Sarah Jones e Italo Leali

Sarah Jones e Italo Leali


Protagonisti Sarah Jane Olog, voce potente e dal timbro inconfondibile, tra soul, gospel, jazz e blues, e Luca Casagrande, chitarrista raffinato che ha collaborato con numerosi grandi artisti. Un duo capace di intrecciare voce e chitarra in un dialogo vivace e affiatato.

Ronciglione - Tuscia in jazz for Sla Winter - La chiesa di san Sebastiano durante il concerto

Ronciglione – Tuscia in jazz for Sla Winter – La chiesa di San Sebastiano durante il concerto


Il momento più emozionante è arrivato con Make You Feel My Love di Bob Dylan. Durante l’interpretazione, Sarah Jane si è avvicinata a Italo, cantandogli la dedica guardandolo negli occhi. Un gesto semplice e potentissimo, che ha trasformato la canzone in un abbraccio.

“Italo c’è sempre stato per me – ha detto l’artista -. E vederlo oggi, vedere quello che fa, mi dà una grande forza”. Un momento di emozione generale ha coinvolto i presenti.

Sarah Jones e Luca Casagrande

Sarah Jones e Luca Casagrande


In sala anche Sabrina Di Giulio, da Monterosi, anche lei colpita dalla Sla e impegnata nella sua battaglia attraverso l’associazione Luca Coscioni. Presenti inoltre i rappresentanti del comune di Ronciglione, con in testa il sindaco Mengoni, che ha voluto testimoniare il sostegno della città al progetto.

Italo, come sempre, era lì. Con la sua presenza coraggiosa e con le sue parole affidate al comunicatore vocale.

All’inizio della serata, Italo ha condiviso una riflessione con i presenti: “La Sla ti porta via tutto, un pezzo alla volta. Eppure, incredibilmente, ti porta in dono anche qualcosa. Ti insegna ad ascoltare. Quando non puoi più parlare e non puoi alzare la voce per imporre le tue verità assolute, inizi ad accorgerti degli altri. Le tue certezze crollano, e al loro posto si apre una visione più ampia, più inclusiva, più umana”.

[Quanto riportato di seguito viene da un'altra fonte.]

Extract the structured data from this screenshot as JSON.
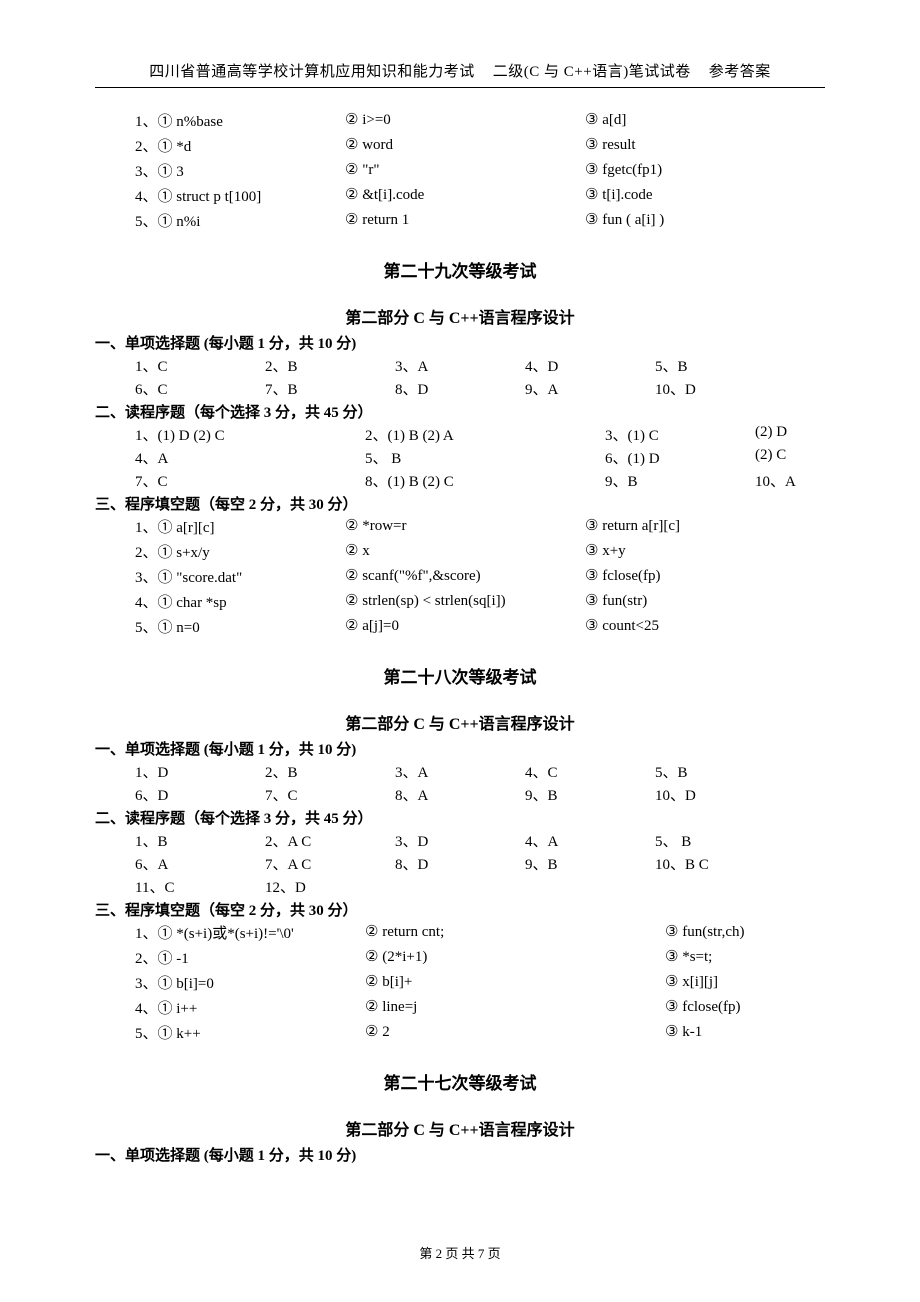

Ronciglione - Tuscia in jazz for Sla Winter - La chiesa di san Sebastiano durante il concerto

Ronciglione – Tuscia in jazz for Sla Winter – La chiesa di san Sebastiano durante il concerto


Poi, il messaggio civile, netto e necessario: “Ora sta a voi. Con un gesto di generosità potete rendere la vita ancora più meravigliosa. Le malattie rare come la Sla non ricevono investimenti adeguati: non sono considerate remunerative dalle industrie farmaceutiche, e i governi del mondo sono impegnati in una folle corsa al riarmo. Come ricorda Aisla, non è che una cura non esista: è che non è stata ancora trovata. E servono i contributi di tutti”.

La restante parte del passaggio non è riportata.